The greatest risk?

In May 2024, Carrier's Corner6 MinutesBy Blake NobleJune 19, 2024

Transcon’s Blake Noble looks at the Easter road toll and why driver education is so important.

I was recently asked to comment on the Easter weekend road toll, which again surpassed expectations and garnered media attention for all the wrong reasons – tragedy rather than holiday festivity. Seven people died in the four days, our worst Easter in three years.

At the time, my initial commentary focused on the increasingly two-tiered roading network emerging nationwide. There are the modern, well-designed, expansive sections of the likes of Orewa to Warkworth, the Waikato Expressway, Transmission Gully, the Christchurch Southern Motorway extension, and then that category of ‘also rans’ lurking at the very end of the exceptional pieces of roading outlined above. You know the roads – where a mere coat of paint separates opposing road users from each other, offering little to cushion the impact of a fellow driver’s poor decision, challenging conditions, or sheer incompetence behind the wheel.

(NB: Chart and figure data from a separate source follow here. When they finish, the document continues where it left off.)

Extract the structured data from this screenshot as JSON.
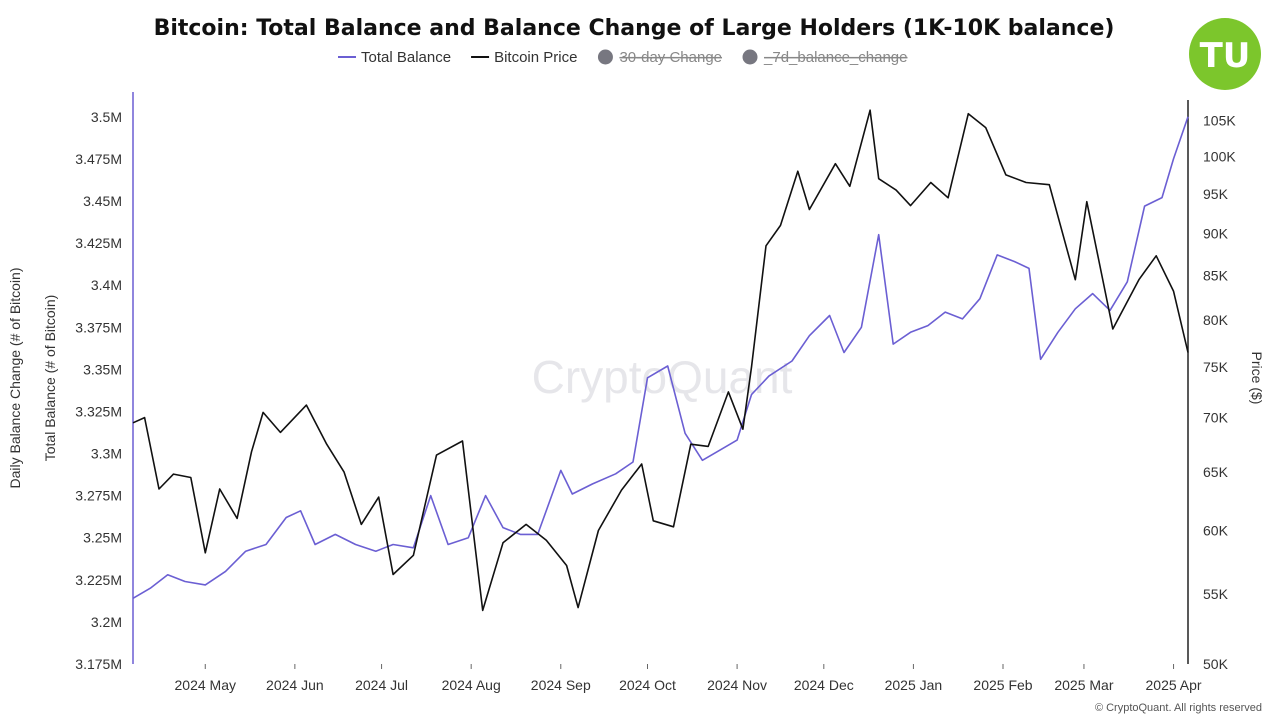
{
  "chart_data": {
    "type": "line",
    "title": "Bitcoin: Total Balance and Balance Change of Large Holders (1K-10K balance)",
    "legend": [
      {
        "name": "Total Balance",
        "color": "#6b5fd3",
        "marker": "line",
        "enabled": true
      },
      {
        "name": "Bitcoin Price",
        "color": "#111111",
        "marker": "line",
        "enabled": true
      },
      {
        "name": "30-day Change",
        "color": "#777780",
        "marker": "dot",
        "enabled": false
      },
      {
        "name": "_7d_balance_change",
        "color": "#777780",
        "marker": "dot",
        "enabled": false
      }
    ],
    "legend_placement": "top-center",
    "x_ticks": [
      "2024 May",
      "2024 Jun",
      "2024 Jul",
      "2024 Aug",
      "2024 Sep",
      "2024 Oct",
      "2024 Nov",
      "2024 Dec",
      "2025 Jan",
      "2025 Feb",
      "2025 Mar",
      "2025 Apr"
    ],
    "x_range": [
      "2024-04-06",
      "2025-04-06"
    ],
    "y_left_outer_label": "Daily Balance Change (# of Bitcoin)",
    "y_left_label": "Total Balance (# of Bitcoin)",
    "y_left_ticks": [
      "3.5M",
      "3.475M",
      "3.45M",
      "3.425M",
      "3.4M",
      "3.375M",
      "3.35M",
      "3.325M",
      "3.3M",
      "3.275M",
      "3.25M",
      "3.225M",
      "3.2M",
      "3.175M"
    ],
    "y_left_range": [
      3175000,
      3510000
    ],
    "y_right_label": "Price ($)",
    "y_right_ticks": [
      "105K",
      "100K",
      "95K",
      "90K",
      "85K",
      "80K",
      "75K",
      "70K",
      "65K",
      "60K",
      "55K",
      "50K"
    ],
    "y_right_scale": "log",
    "y_right_range": [
      50000,
      108000
    ],
    "grid": false,
    "series": [
      {
        "name": "Total Balance",
        "axis": "left",
        "color": "#6b5fd3",
        "points": [
          [
            "2024-04-06",
            3214000
          ],
          [
            "2024-04-12",
            3220000
          ],
          [
            "2024-04-18",
            3228000
          ],
          [
            "2024-04-24",
            3224000
          ],
          [
            "2024-05-01",
            3222000
          ],
          [
            "2024-05-08",
            3230000
          ],
          [
            "2024-05-15",
            3242000
          ],
          [
            "2024-05-22",
            3246000
          ],
          [
            "2024-05-29",
            3262000
          ],
          [
            "2024-06-03",
            3266000
          ],
          [
            "2024-06-08",
            3246000
          ],
          [
            "2024-06-15",
            3252000
          ],
          [
            "2024-06-22",
            3246000
          ],
          [
            "2024-06-29",
            3242000
          ],
          [
            "2024-07-05",
            3246000
          ],
          [
            "2024-07-12",
            3244000
          ],
          [
            "2024-07-18",
            3275000
          ],
          [
            "2024-07-24",
            3246000
          ],
          [
            "2024-07-31",
            3250000
          ],
          [
            "2024-08-06",
            3275000
          ],
          [
            "2024-08-12",
            3256000
          ],
          [
            "2024-08-18",
            3252000
          ],
          [
            "2024-08-24",
            3252000
          ],
          [
            "2024-09-01",
            3290000
          ],
          [
            "2024-09-05",
            3276000
          ],
          [
            "2024-09-12",
            3282000
          ],
          [
            "2024-09-20",
            3288000
          ],
          [
            "2024-09-26",
            3295000
          ],
          [
            "2024-10-01",
            3345000
          ],
          [
            "2024-10-08",
            3352000
          ],
          [
            "2024-10-14",
            3312000
          ],
          [
            "2024-10-20",
            3296000
          ],
          [
            "2024-10-26",
            3302000
          ],
          [
            "2024-11-01",
            3308000
          ],
          [
            "2024-11-06",
            3335000
          ],
          [
            "2024-11-12",
            3346000
          ],
          [
            "2024-11-20",
            3355000
          ],
          [
            "2024-11-26",
            3370000
          ],
          [
            "2024-12-03",
            3382000
          ],
          [
            "2024-12-08",
            3360000
          ],
          [
            "2024-12-14",
            3375000
          ],
          [
            "2024-12-20",
            3430000
          ],
          [
            "2024-12-25",
            3365000
          ],
          [
            "2024-12-31",
            3372000
          ],
          [
            "2025-01-06",
            3376000
          ],
          [
            "2025-01-12",
            3384000
          ],
          [
            "2025-01-18",
            3380000
          ],
          [
            "2025-01-24",
            3392000
          ],
          [
            "2025-01-30",
            3418000
          ],
          [
            "2025-02-05",
            3414000
          ],
          [
            "2025-02-10",
            3410000
          ],
          [
            "2025-02-14",
            3356000
          ],
          [
            "2025-02-20",
            3372000
          ],
          [
            "2025-02-26",
            3386000
          ],
          [
            "2025-03-04",
            3395000
          ],
          [
            "2025-03-10",
            3385000
          ],
          [
            "2025-03-16",
            3402000
          ],
          [
            "2025-03-22",
            3447000
          ],
          [
            "2025-03-28",
            3452000
          ],
          [
            "2025-04-01",
            3475000
          ],
          [
            "2025-04-06",
            3500000
          ]
        ]
      },
      {
        "name": "Bitcoin Price",
        "axis": "right",
        "color": "#111111",
        "points": [
          [
            "2024-04-06",
            69500
          ],
          [
            "2024-04-10",
            70000
          ],
          [
            "2024-04-15",
            63500
          ],
          [
            "2024-04-20",
            64800
          ],
          [
            "2024-04-26",
            64500
          ],
          [
            "2024-05-01",
            58200
          ],
          [
            "2024-05-06",
            63500
          ],
          [
            "2024-05-12",
            61000
          ],
          [
            "2024-05-17",
            66800
          ],
          [
            "2024-05-21",
            70500
          ],
          [
            "2024-05-27",
            68600
          ],
          [
            "2024-06-05",
            71200
          ],
          [
            "2024-06-12",
            67500
          ],
          [
            "2024-06-18",
            65000
          ],
          [
            "2024-06-24",
            60500
          ],
          [
            "2024-06-30",
            62800
          ],
          [
            "2024-07-05",
            56500
          ],
          [
            "2024-07-12",
            58000
          ],
          [
            "2024-07-20",
            66500
          ],
          [
            "2024-07-29",
            67800
          ],
          [
            "2024-08-05",
            53800
          ],
          [
            "2024-08-12",
            59000
          ],
          [
            "2024-08-20",
            60500
          ],
          [
            "2024-08-27",
            59200
          ],
          [
            "2024-09-03",
            57200
          ],
          [
            "2024-09-07",
            54000
          ],
          [
            "2024-09-14",
            60000
          ],
          [
            "2024-09-22",
            63400
          ],
          [
            "2024-09-29",
            65700
          ],
          [
            "2024-10-03",
            60800
          ],
          [
            "2024-10-10",
            60300
          ],
          [
            "2024-10-16",
            67500
          ],
          [
            "2024-10-22",
            67300
          ],
          [
            "2024-10-29",
            72500
          ],
          [
            "2024-11-03",
            68900
          ],
          [
            "2024-11-06",
            75000
          ],
          [
            "2024-11-11",
            88500
          ],
          [
            "2024-11-16",
            91000
          ],
          [
            "2024-11-22",
            98000
          ],
          [
            "2024-11-26",
            93000
          ],
          [
            "2024-12-05",
            99000
          ],
          [
            "2024-12-10",
            96000
          ],
          [
            "2024-12-17",
            106500
          ],
          [
            "2024-12-20",
            97000
          ],
          [
            "2024-12-26",
            95500
          ],
          [
            "2024-12-31",
            93500
          ],
          [
            "2025-01-07",
            96500
          ],
          [
            "2025-01-13",
            94500
          ],
          [
            "2025-01-20",
            106000
          ],
          [
            "2025-01-26",
            104000
          ],
          [
            "2025-02-02",
            97500
          ],
          [
            "2025-02-09",
            96500
          ],
          [
            "2025-02-17",
            96200
          ],
          [
            "2025-02-26",
            84500
          ],
          [
            "2025-03-02",
            94000
          ],
          [
            "2025-03-06",
            87000
          ],
          [
            "2025-03-11",
            79000
          ],
          [
            "2025-03-20",
            84500
          ],
          [
            "2025-03-26",
            87300
          ],
          [
            "2025-04-01",
            83200
          ],
          [
            "2025-04-06",
            76500
          ]
        ]
      }
    ]
  },
  "watermark": "CryptoQuant",
  "footer": "© CryptoQuant. All rights reserved",
  "logo": "TU",
  "colors": {
    "balance": "#6b5fd3",
    "price": "#111111",
    "logo_green": "#7cc62c",
    "left_axis": "#6b5fd3",
    "right_axis": "#222222"
  }
}
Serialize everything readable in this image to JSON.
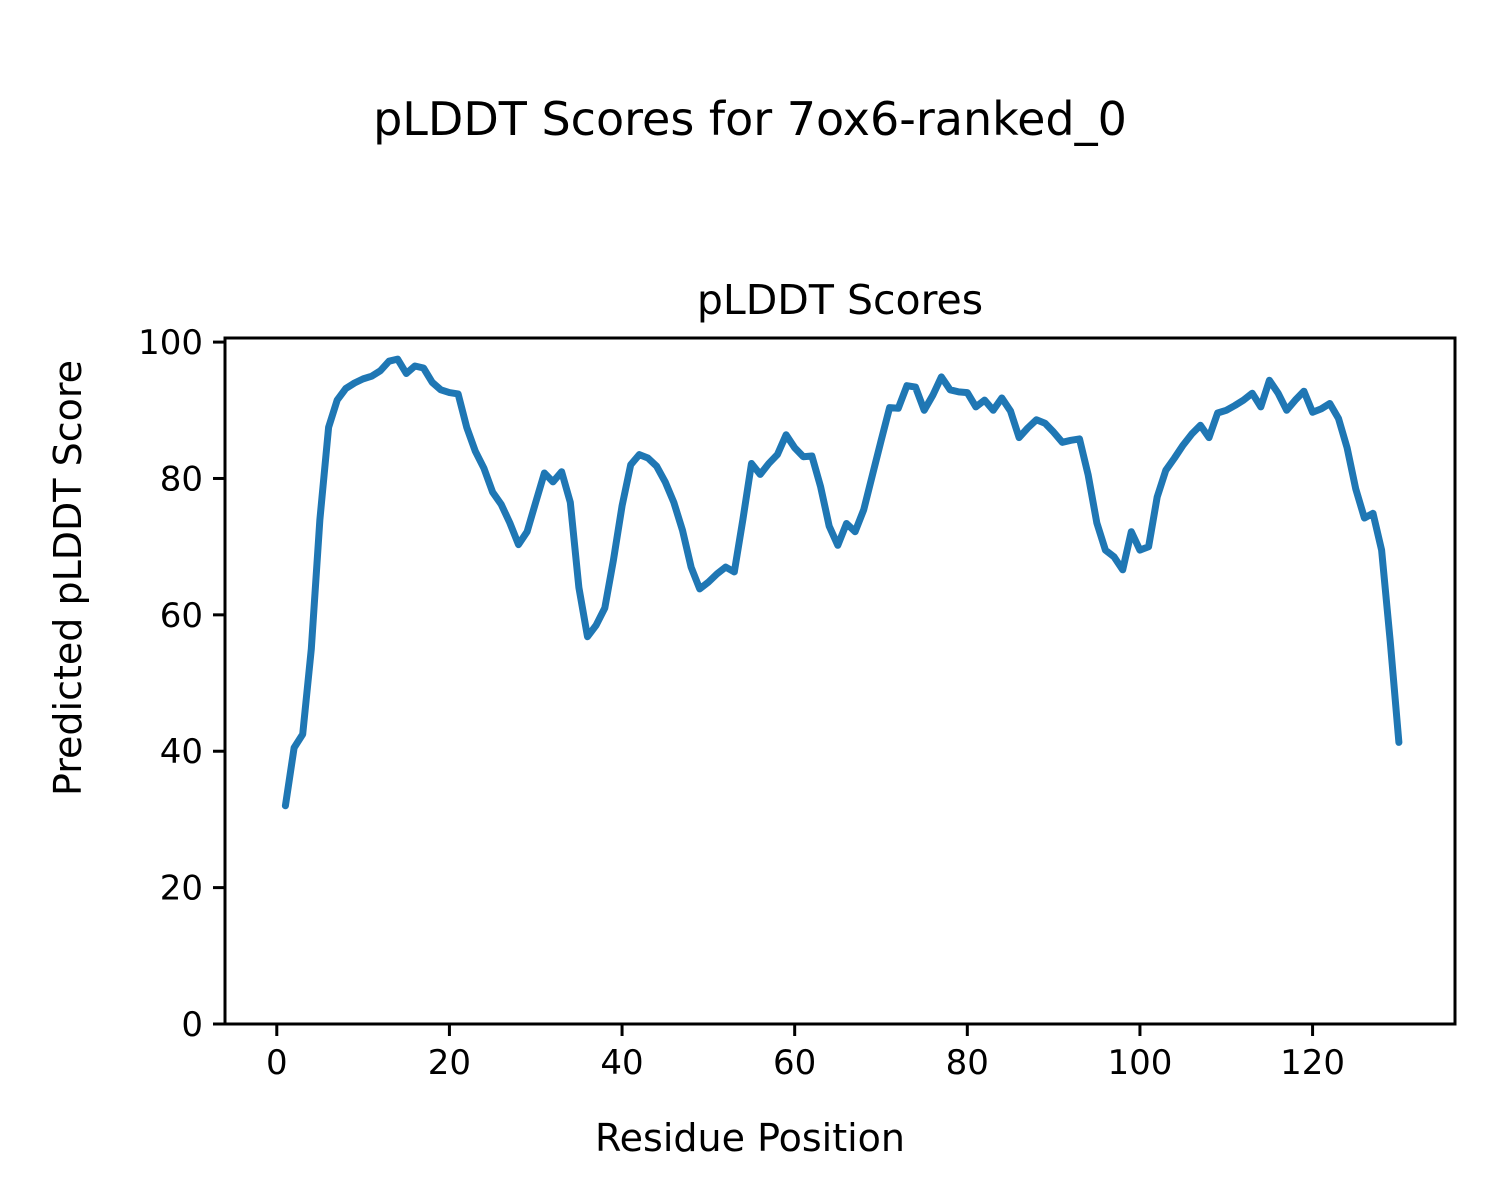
{
  "figure": {
    "background": "#ffffff",
    "text_color": "#000000",
    "spine_color": "#000000"
  },
  "chart_data": {
    "type": "line",
    "suptitle": "pLDDT Scores for 7ox6-ranked_0",
    "title": "pLDDT Scores",
    "xlabel": "Residue Position",
    "ylabel": "Predicted pLDDT Score",
    "x_ticks": [
      0,
      20,
      40,
      60,
      80,
      100,
      120
    ],
    "y_ticks": [
      0,
      20,
      40,
      60,
      80,
      100
    ],
    "xlim": [
      -6,
      136.5
    ],
    "ylim": [
      0,
      100.6
    ],
    "grid": false,
    "legend": null,
    "series": [
      {
        "name": "pLDDT",
        "color": "#1f77b4",
        "x_start": 1,
        "x_step": 1,
        "values": [
          32.0,
          40.5,
          42.5,
          55.0,
          74.0,
          87.5,
          91.5,
          93.2,
          94.0,
          94.6,
          95.0,
          95.8,
          97.2,
          97.5,
          95.4,
          96.5,
          96.2,
          94.1,
          93.0,
          92.6,
          92.4,
          87.5,
          84.0,
          81.5,
          78.0,
          76.2,
          73.5,
          70.3,
          72.2,
          76.5,
          80.8,
          79.5,
          81.0,
          76.5,
          64.0,
          56.8,
          58.5,
          61.0,
          68.0,
          76.0,
          82.0,
          83.5,
          83.0,
          81.8,
          79.5,
          76.5,
          72.4,
          67.0,
          63.8,
          64.8,
          66.0,
          67.0,
          66.3,
          74.0,
          82.2,
          80.6,
          82.2,
          83.5,
          86.4,
          84.5,
          83.2,
          83.3,
          78.8,
          73.0,
          70.2,
          73.4,
          72.2,
          75.4,
          80.5,
          85.5,
          90.4,
          90.3,
          93.6,
          93.4,
          90.0,
          92.2,
          94.9,
          93.0,
          92.7,
          92.6,
          90.5,
          91.5,
          90.0,
          91.8,
          89.9,
          86.0,
          87.4,
          88.6,
          88.1,
          86.8,
          85.3,
          85.6,
          85.8,
          80.5,
          73.5,
          69.5,
          68.5,
          66.6,
          72.2,
          69.5,
          70.0,
          77.3,
          81.2,
          83.0,
          84.9,
          86.5,
          87.8,
          86.0,
          89.6,
          90.0,
          90.7,
          91.5,
          92.5,
          90.5,
          94.4,
          92.5,
          90.0,
          91.5,
          92.8,
          89.7,
          90.2,
          91.0,
          88.8,
          84.5,
          78.5,
          74.2,
          74.9,
          69.5,
          56.0,
          41.3
        ]
      }
    ]
  }
}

Upon thinking about this further, though, two things emerged – first, our individual risk profile and consequential driving manner, and, second, what I’ll term the ‘outlier’ effect.

In the case of the first, there’s no denying that, as with an array of other fatality-measured activities, such as drownings, our disposition to risk and safety plays a significant role.

What I may personally view as safe conduct may be quite the opposite to the driver following me as though they’re determined to hitch a ride on my towbar, yet here we are attempting to cohabitate at 100km/h in the tight confines of a highway.

It’s the ‘outlier’ effect I’m more interested in today, though. The term emerged from a book entitled Outliers by Malcolm Gladwell. After observing humans in a range of pursuits, the author perceived a situation where those who had committed 10,000 hours or more obtained a level of mastery difficult to achieve without such time spent. This mastery put those 10,000-hour-plus disciples of the task in another league, and these he deemed outliers.

In the book, the references relate to professional athletes, academics and the like. But the ability to apply this logic to more mundane tasks, such as competently controlling a car at 100km/h, still rings true.

Think about it this way – as a professional driver, you’re likely spending north of 40 hours per week on the road in all manner of conditions. In doing so, you’re potentially gaining eight times the amount of experience and exposure as someone whose only time behind the wheel each day is a 10-minute urban commute to work and a trip to PaknSave on a Sunday.

More than that, though, you’re likely to be driving on a variety of roads, exposed to differing hazards, and resultantly learning how to cope with a far wider range of events and scenarios on which to call when things do have the potential to go a little pear-shaped.

Take this very situation I was exposed to while travelling over Easter myself … Amid a row of convoying tractors travelling between farms, a John Deere perched directly in front of me indicated its intention to turn right. An impatient youth in the vehicle to my rear saw the tractor slowing as his opportunity to pass, not even considering what was about to occur.

To this day, I can’t work out how the said youth wasn’t propelled sideways as he pulled into the path of the turning tractor, but suffice to say, the car stopped a short distance down the road, presumably to change his undies and do a quick stock take of his blessings!

It was a crystal-clear example of a lack of experience jeopardising so many people’s safety. I also know I’m not alone in my experience, and countless readers have tales like this. Sadly, many with far more tragic consequences.

The saying goes that “good judgement comes from experience, and experience comes from bad judgement”. There’s been much dialogue, particularly from the likes of industry supporter Greg Murphy, about much greater emphasis being placed on our driver education system and truly equipping us all a whole lot better from the outset. Until we take driver education as seriously as the true risks we all know exist with it, I fear we’ll continue to see more of these records being broken.

And that’s definitely not an occasion where we want to be an outlier.